Depuis quelques années, les mêmes dysfonctionnements du secteur de la Santé reviennent sans cesse. Pourquoi les établissement publics de santé ont du mal à gérer leurs ressources financières?
Une fois de plus, le secteur de la Santé n’a pas échappé à la loupe des expertes de la Cour des comptes qui ont passé au peigne fin l’un des secteurs sociaux le plus décrié dans notre pays. Et sans surprise, le rapport révèle des dysfonctionnements en matière de planification stratégique et de programmation, de gouvernance hospitalière, de gestion des services médicaux, de facturation, de recouvrement des recettes ainsi que de gestion des médicaments et du matériel médical. Ce qui interpelle le plus c’est que ce sont les mêmes insuffisances qui reviennent depuis quelques années dans le rapport de l’équipe de Driss Jettou. La qualité des prestations de santé publique n’a donc pas bougé d’un iota. Bien au contraire, elle s’est détériorée notamment à cause de l’élargissement de l’assurance maladie obligatoire (AMO) qui s’est fait avec les mêmes moyens humains, techniques et financiers.

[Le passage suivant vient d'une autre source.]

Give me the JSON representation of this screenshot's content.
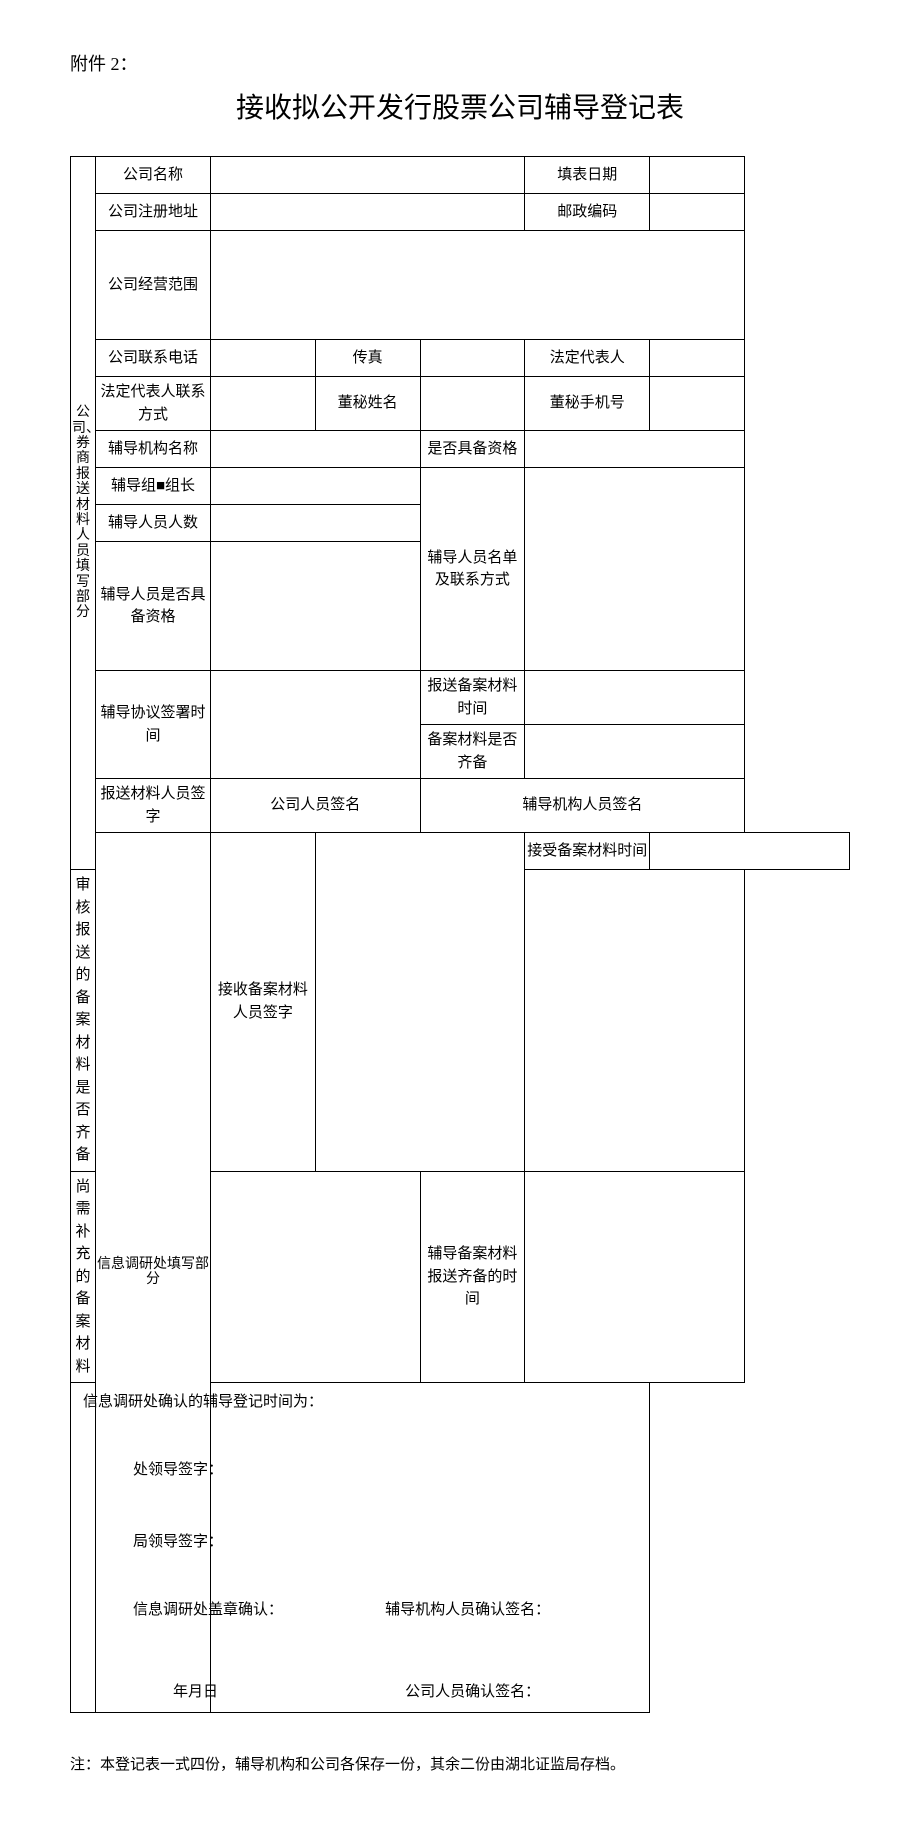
{
  "attachment_label": "附件 2：",
  "title": "接收拟公开发行股票公司辅导登记表",
  "section1_header": "公司、券商报送材料人员填写部分",
  "section2_header": "信息调研处填写部分",
  "row_company_name": "公司名称",
  "row_fill_date": "填表日期",
  "row_company_addr": "公司注册地址",
  "row_postcode": "邮政编码",
  "row_scope": "公司经营范围",
  "row_phone": "公司联系电话",
  "row_fax": "传真",
  "row_legal_rep": "法定代表人",
  "row_legal_contact": "法定代表人联系方式",
  "row_secretary_name": "董秘姓名",
  "row_secretary_phone": "董秘手机号",
  "row_guidance_org": "辅导机构名称",
  "row_qualified": "是否具备资格",
  "row_leader": "辅导组■组长",
  "row_staff_count": "辅导人员人数",
  "row_staff_list": "辅导人员名单及联系方式",
  "row_staff_qual": "辅导人员是否具备资格",
  "row_protocol_time": "辅导协议签署时间",
  "row_filing_time": "报送备案材料时间",
  "row_filing_complete": "备案材料是否齐备",
  "row_sender_sign": "报送材料人员签字",
  "row_company_sign": "公司人员签名",
  "row_org_sign": "辅导机构人员签名",
  "row_receiver_sign": "接收备案材料人员签字",
  "row_accept_time": "接受备案材料时间",
  "row_review_complete": "审核报送的备案材料是否齐备",
  "row_supplement": "尚需补充的备案材料",
  "row_complete_time": "辅导备案材料报送齐备的时间",
  "sig_confirm_time": "信息调研处确认的辅导登记时间为：",
  "sig_dept_leader": "处领导签字：",
  "sig_bureau_leader": "局领导签字：",
  "sig_dept_stamp": "信息调研处盖章确认：",
  "sig_org_confirm": "辅导机构人员确认签名：",
  "sig_date": "年月日",
  "sig_company_confirm": "公司人员确认签名：",
  "footnote": "注：本登记表一式四份，辅导机构和公司各保存一份，其余二份由湖北证监局存档。"
}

Outre les dysfonctionnements que les Marocains perçoivent d’eux-mêmes, les experts de la Cour des comptes ont également pointé du doigt la gestion des ressources financières des établissements publics. Il ressort ainsi que les sept centres hospitaliers, objet du contrôle, connaissent toujours des problèmes liés à la facturation de leurs services et au recouvrement de leurs recettes.
Chiffres à l’appui, en 2017, les hôpitaux publics n’ont bénéficié que de 8% soit 680 MDH des remboursements effectués, dans le cadre de l’assurance maladie obligatoire, par la Caisse nationale de sécurité sociale (CNSS) et la Caisse nationale des organismes de prévoyance sociale (CNOPS) sur un montant global de 8,5 Mds de DH. Le secteur privé s’est, quant à lui, accaparé les 92% des paiements soit 7,82 Mds DH.
Les paiements directs des organismes gestionnaires de l’AMO au public ont même baissé de 2,3% par rapport à 2013 et ce malgré l’élargissement de l’AMO. Les chiffres du ministère de la Santé révèlent qu’en 2013 les hôpitaux publics ont bénéficié de 10,3% de l’ensemble des paiements directs des organismes gestionnaires de l’AMO.
Ce constat n’a qu’une seule explication: les bénéficiaires de l’AMO préfèrent se faire soigner dans le privé (malgré la cherté des prestations) plutôt que dans le public où la qualité des soins laisse à désirer. L’interprétation que nous pouvons faire des conclusions du rapport est que la crise de confiance entre les citoyens et leurs systèmes de santé ne cesse de se détériorer.
Une crise qui touche également les professionnels de santé. A noter que depuis quelques mois, rien ne va entre le ministère de la Santé et ses employés. La démission collective de 130 médecins le 24 octobre de la région Casablanca-Settat en témoigne de l’ampleur de la crise dans laquelle le secteur est plongé. L’arrivée de Anass Doukkali à la tête du département n’a fait qu’aggraver la situation. Le Plan santé 2025 que le ministre visait à élaborer en partenariat avec les hommes et femmes du secteur sera-t-il compromis ? Il faudra attendre la suite des événements et voir si Anas Doukkali réussira-t-il au moins à présenter son plan dans les délais.